The Matthew Effect of AI Programming Assistants: A Hidden Bias in Software Evolution
Fei Gu, Zi Liang, Hongzong LI, Jiahao MA
TL;DR
The paper investigates how AI programming assistants influence software ecosystem evolution, revealing a Matthew effect where languages and frameworks with greater popularity receive disproportionately higher AI-assisted coding success. Using a large-scale two-tier benchmark across eight languages and six frameworks, it shows that mainstream ecosystems enjoy significantly higher Pass@1 rates and that gaps widen with problem difficulty. This bias suggests AI tools may reinforce existing dominance, potentially reducing language and framework diversity and slowing innovation. The authors provide reproducible benchmarks and propose future work to counteract ecosystem homogenization through diversity-aware methods and extended evaluation across domains.
Abstract
AI-assisted programming is rapidly reshaping software development, with large language models (LLMs) enabling new paradigms such as vibe coding and agentic coding.
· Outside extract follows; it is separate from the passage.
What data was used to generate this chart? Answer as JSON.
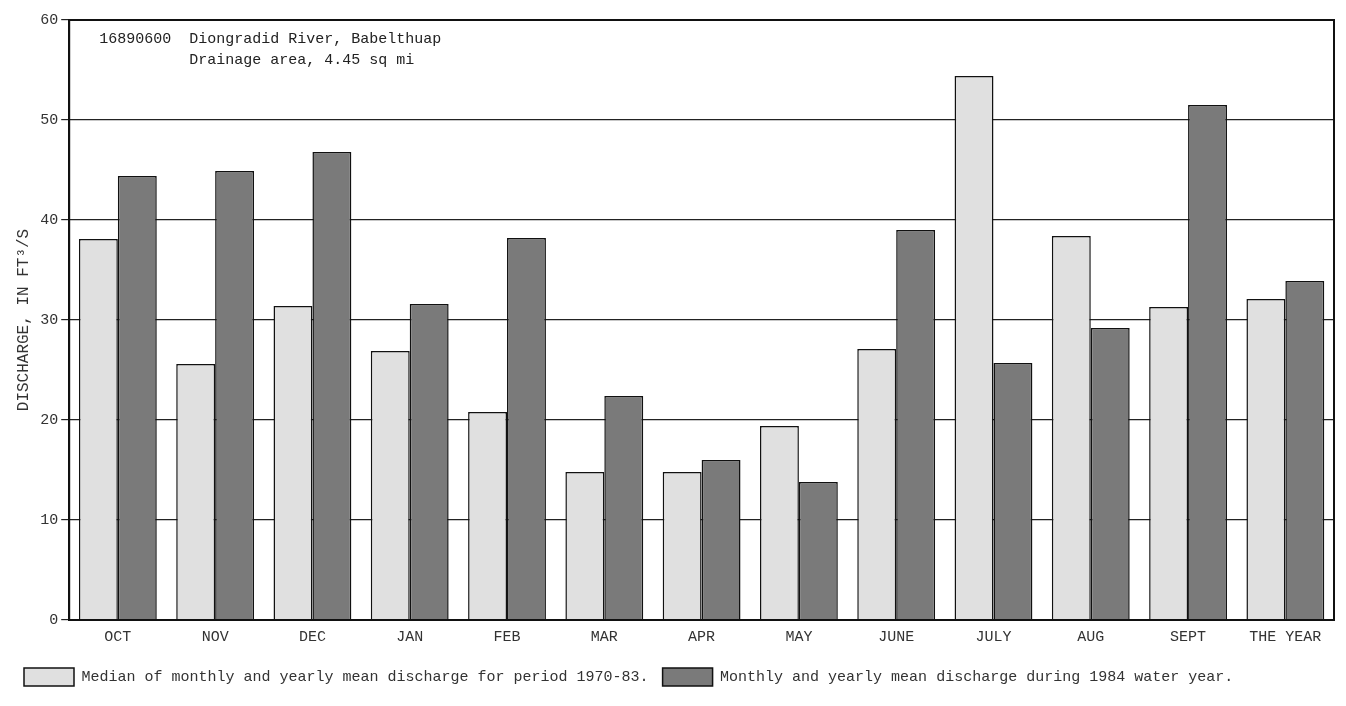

While prior works have focused on prompt design and code generation quality, the broader impact of LLM-driven development on the iterative dynamics of software engineering remains underexplored. In this paper, we conduct large-scale experiments on thousands of algorithmic programming tasks and hundreds of framework selection tasks to systematically investigate how AI-assisted programming interacts with the software ecosystem. Our analysis reveals \textbf{a striking Matthew effect: the more popular a programming language or framework, the higher the success rate of LLM-generated code}. The phenomenon suggests that AI systems may reinforce existing popularity hierarchies, accelerating convergence around dominant tools while hindering diversity and innovation. We provide a quantitative characterization of this effect and discuss its implications for the future evolution of programming ecosystems.